= Rod Beattie =

Canadian actor

Rod Beattie (born 1948) is a Canadian actor who has been active in Canadian theatre for over 50 years. He is best known for performing the Wingfield Series of plays by Dan Needles. In these plays Beattie plays all the characters, employing changes in voice or facial expression to denote which character he is playing. He has appeared in productions of these plays across Canada and on TV, and in 1991-1992 he won the Dora Mavor Moore Award for best actor in leading role for his performances in the first three Wingfield plays.
The plays are directed by his brother Douglas Beattie. The Beatties and the Needles had cottages near each other in the area where the fictitious Wingfield Farm is located.

==Career==
Beattie has appeared at the Stratford Festival for 16 seasons over the course of 45 years. He has appeared in productions outside Stratford including: The Loveliest and Sylvia in Victoria, The Crucible and Blessings in Disguise in Manitoba, Oleanna at the National Arts Centre opposite Sandra Oh, and Love Letters opposite his then-wife Martha Henry in an Ontario tour. Beattie has a flair for the comic and usually plays the antihero in the comic subplot in Shakespearean productions at Stratford. He is also cast often as the fop or the fool. In his younger days he played the protagonist in Shakespearean plays including Hamlet at Hart House.

Beattie also appeared in the movie The Wars.

On January 14, 2010, the opening night performance of Wingfield Lost and Found at the Citadel Theatre in Edmonton, Alberta was Beattie's 4,000th performance of a Wingfield play in a little over twenty-five years.

From the Orange Hall in Rosemont, Ontario (August 1984) to Edmonton (January 2010), with opening nights in 1985 (Letter from Wingfield Farm), in 1987 (Wingfield's Progress), in 1990 (Wingfield's Folly), in 1997 (Wingfield Unbound), in 2001 (Wingfield on Ice), in 2005 (Wingfield's Inferno) and in 2009 (Wingfield Lost and Found), Beattie has performed across Canada in most major regional theatres, including Victoria's Belfry, the Vancouver Playhouse, Edmonton's Citadel Theatre, Theatre Calgary, the Globe Theatre (Regina), the Manitoba Theatre Centre in Winnipeg, the Grand Theatre in London, the Stratford Festival, Theatre Aquarius in Hamilton, the Royal Alexandra Theatre and Canadian Stage Company in Toronto, Theatre New Brunswick in Fredericton, and Neptune Theatre in Halifax, as well as hundreds of smaller venues.
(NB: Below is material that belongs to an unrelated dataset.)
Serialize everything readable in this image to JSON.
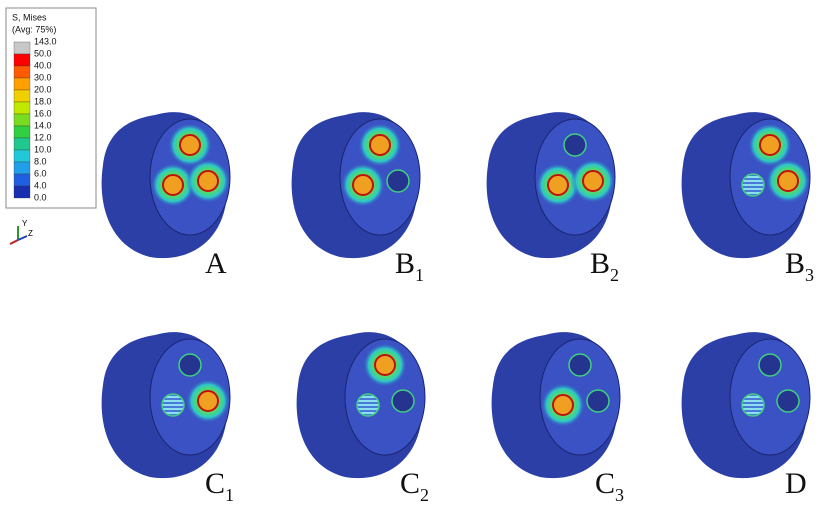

Beattie has also taken part in seasons at Cincinnati's Playhouse in the Park and the Asolo Theater in Sarasota, Florida. The first three Wingfield plays were broadcast on CBC Radio's Morningside; a TV version of Letter from Wingfield Farm (produced by Primedia Productions) won the 1991 Gemini (Canadian TV) Award for Best Performing Arts Program; and in November 1998, a series of thirty half-hour TV episodes, entitled Wingfield, produced by Norflicks Productions, made its CBC debut. The series currently airs on Bravo! Canada.

==Personal life==

Beattie was raised in Toronto, attending University of Toronto Schools and later the University of Toronto. He was married to Martha Henry in 1990; although they later separated, they remained married until Henry's death in 2021. He has since married arts administrator Patricia McKinna.

==Recognition==
Beattie has won three best actor awards for his stage performances in the Wingfield plays: a Sterling in 1988 (Edmonton, Alberta), a Dora in 1992 (Toronto), and a Critics' Award in 1995 (Sarasota). He is a member of the Order of Canada.